Additionally, workers in crisis call centers experience a higher rate of compassion fatigue than those in other centers, due to spending the majority of their days talking about horrific actions, plans, and thoughts. For this reason, they may need more than two fifteen-minute breaks during a workday.

These workers also need ongoing training and education to keep current with standard practices in handling crisis situations. For example, a crisis call center accredited through the American Association of Suicidology (AAS) requires all crisis center workers to obtain a minimum of four to six hours a year of continuing education.

Provide Needed Resources: A well-trained staff equipped with relevant resources can make a significant difference in the life of a crisis caller. Ideally, these resources should be available at a moment’s notice, either via an electronic computer document or an up-to-date printed list accessible to the staff. The maintenance of resource information is crucial to long-term success, and directly linking the caller with the resources should be standard. Staff often terms this as a warm transfer, where the center agent can actually engage a resource with the caller still on the line, to ensure they are connected and needed help is received.

Crisis call centers also need to make safety planning a normal part of all crisis calls. Safety plans can vary widely depending on the need. A caller presenting as the victim of active domestic violence may need assistance in planning where to go, how to get there, whom to contact, how to gather money, what to tell the children, when to call law enforcement, and many other situations in an effort to provide the best chance for success. A suicidal caller may need similar assistance with safety plans, and AAS accredited centers will further attempt to verbally contract with the caller that they will not harm themselves until they are able to get help via provided resources or until they are able to obtain counseling or medical care.

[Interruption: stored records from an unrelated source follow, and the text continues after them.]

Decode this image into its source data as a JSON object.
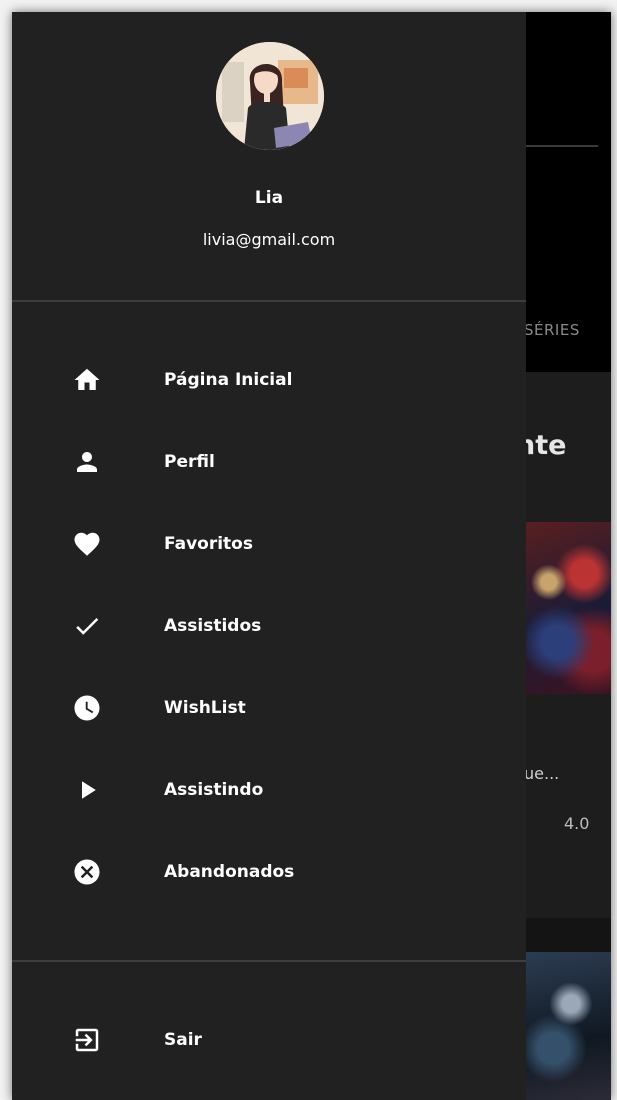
{
  "user": {
    "name": "Lia",
    "email": "livia@gmail.com",
    "avatar_icon": "user-avatar-illustration"
  },
  "menu": {
    "items": [
      {
        "label": "Página Inicial",
        "icon": "home-icon"
      },
      {
        "label": "Perfil",
        "icon": "person-icon"
      },
      {
        "label": "Favoritos",
        "icon": "heart-icon"
      },
      {
        "label": "Assistidos",
        "icon": "check-icon"
      },
      {
        "label": "WishList",
        "icon": "clock-icon"
      },
      {
        "label": "Assistindo",
        "icon": "play-icon"
      },
      {
        "label": "Abandonados",
        "icon": "cancel-icon"
      }
    ],
    "logout": {
      "label": "Sair",
      "icon": "logout-icon"
    }
  },
  "background": {
    "tab_label": "SÉRIES",
    "heading": "nte",
    "item_title": "ue...",
    "rating": "4.0"
  },
  "colors": {
    "drawer": "#212121",
    "divider": "#3d3d3d",
    "text": "#ffffff",
    "page": "#000000"
  }
}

Consider Confidentiality: When the goal is to keep the caller alive at all costs, companies need to be aware of their respective state laws about confidentiality, Health Insurance Portability and Accountability Act (HIPAA), and duty to warn as established by Tarasoff vs. Regents of the University of California. Briefly, a duty to warn may arise from products that are known to potentially cause injury to notifying a third party if a caller makes a specific threat of harm against an identified person, such as a threat of violence or homicide.

Crisis call centers accredited by AAS must be willing to break confidentiality and inform law enforcement when callers will not agree to a safety plan or provide a verbal no-harm contract. Typically the staff that answered the phone will continue to speak to the caller, while another staff member calls law enforcement to send help. Knowing about and informing law enforcement of any weapons or drugs in the possession of the caller is helpful information to pass along.

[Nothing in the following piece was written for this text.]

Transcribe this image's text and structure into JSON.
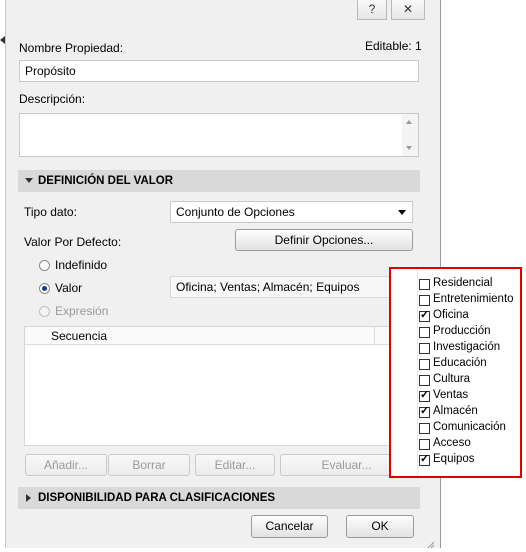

Seeking Successful Outcomes: Call center workers rarely know what awaits them when the phone rings. The next call may be normal and customary, or there may be a client in severe crisis. Companies that have a solid definition of what they consider to be a crisis and a plan in place of how to handle those calls are going to achieve better outcomes, whether it be retaining a customer or saving a life.

A well-trained staff with appropriate resources has the ability to stabilize a crisis call, providing relief to both the caller and the answering agent. Safety planning and a clearly defined contingency plan round out the ways in which any call center can operate more effectively and efficiently, whether they are providing transit services or are an AAS-accredited crisis call center.

Scott J. Terres, MA, LPC-S, PhD, serves as vice president of Alliance Work Partners, a professional service of Workers Assistance Program. He has been with the company since 2004 and has been an intake counselor, a case manager, and the call center director prior to his current position. The company has provided employee assistance programs since 1977 and has one of the largest stand-alone, best-practice programs in the nation.